Namun, bagi Papa, proses semacam itu tak perlu dilakukan. Saya CEOnya, jadi semua yang ada di kantor ini, harus mengikuti wewenang dan perintah sang CEO.

Bagi saya, tidak selamanya sikap seperti itu bisa dipakai. Karyawan adalah roda penggerak kantor. Dari kerja keras merekalah Nabastala, yang selama delapan tahun belakang berdiri tanpa seorang pengendali resmi, bisa tetap bertengger di posisi, yang menurut saya tidak terlalu jelek.

Demi memberikan nuansa berbeda itu lah, saya merubah haluan yang sudah ditetapkan oleh Papa pada grup DA, yang hingga detik ini memang berhasil, namun, kita tak pernah tahu, ada berapa pengkhianat yang muncul dari unsur sakit hati, di kemudian hari nanti.

"Apa yang bisa kau katakan, Reza?
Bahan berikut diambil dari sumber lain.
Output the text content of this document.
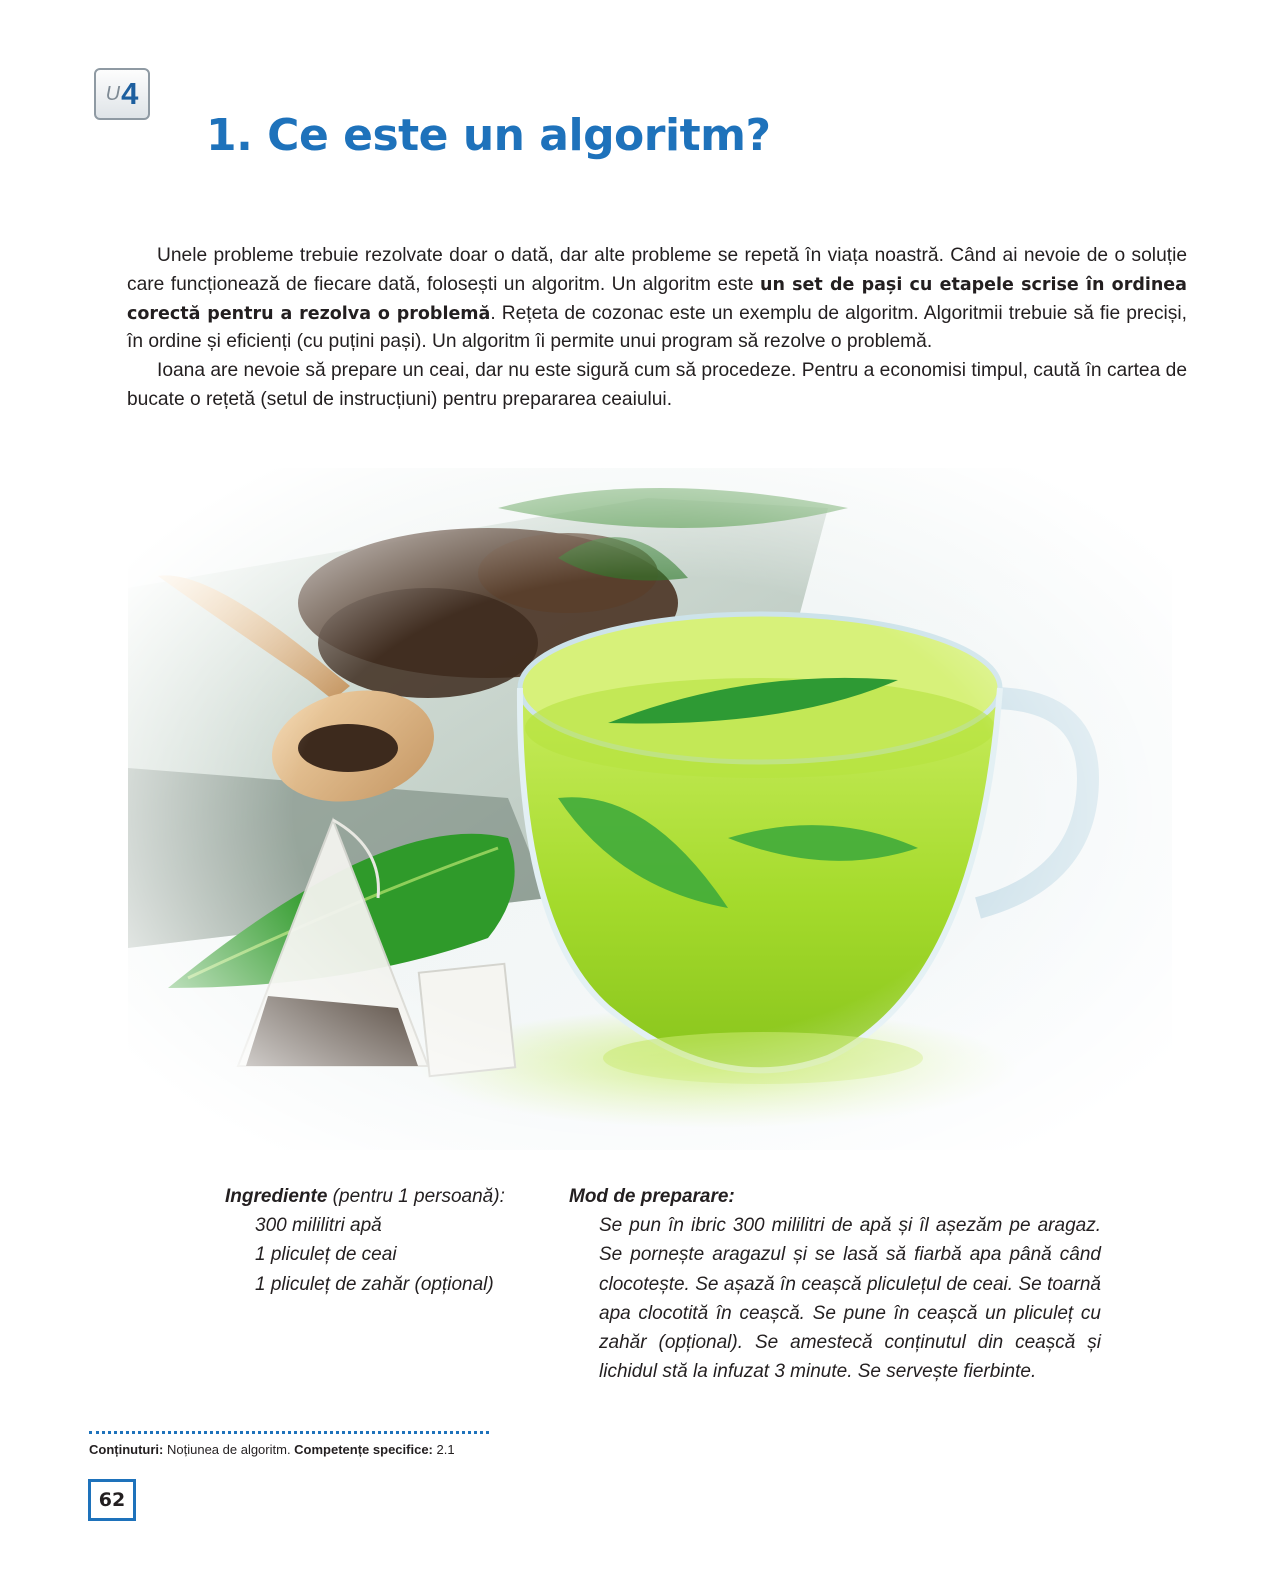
U 4
1. Ce este un algoritm?

Unele probleme trebuie rezolvate doar o dată, dar alte probleme se repetă în viața noastră. Când ai nevoie de o soluție care funcționează de fiecare dată, folosești un algoritm. Un algoritm este un set de pași cu etapele scrise în ordinea corectă pentru a rezolva o problemă. Rețeta de cozonac este un exemplu de algoritm. Algoritmii trebuie să fie preciși, în ordine și eficienți (cu puțini pași). Un algoritm îi permite unui program să rezolve o problemă.

Ioana are nevoie să prepare un ceai, dar nu este sigură cum să procedeze. Pentru a economisi timpul, caută în cartea de bucate o rețetă (setul de instrucțiuni) pentru prepararea ceaiului.

Ingrediente (pentru 1 persoană):
300 mililitri apă
1 pliculeț de ceai
1 pliculeț de zahăr (opțional)
Mod de preparare:
Se pun în ibric 300 mililitri de apă și îl așezăm pe aragaz. Se pornește aragazul și se lasă să fiarbă apa până când clocotește. Se așază în ceașcă pliculețul de ceai. Se toarnă apa clocotită în ceașcă. Se pune în ceașcă un pliculeț cu zahăr (opțional). Se amestecă conținutul din ceașcă și lichidul stă la infuzat 3 minute. Se servește fierbinte.
Conținuturi: Noțiunea de algoritm. Competențe specifice: 2.1
62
Tidak ada? atau kau ingin dikirim lagi ke UK, menghabiskan musim dingin di sana?"

Papa masih tidak berubah. Ia memang masih Bapak Dendra yang tak pernah tebang pilih. Meski saya adalah anaknya sendiri, tetapi sikapnya tak merubah apapun.

Seperti yang pernah saya bilang. Saya seolah menjadi alat untuk memuaskan hawa nafsu orangtua, demi mencapai tujuan.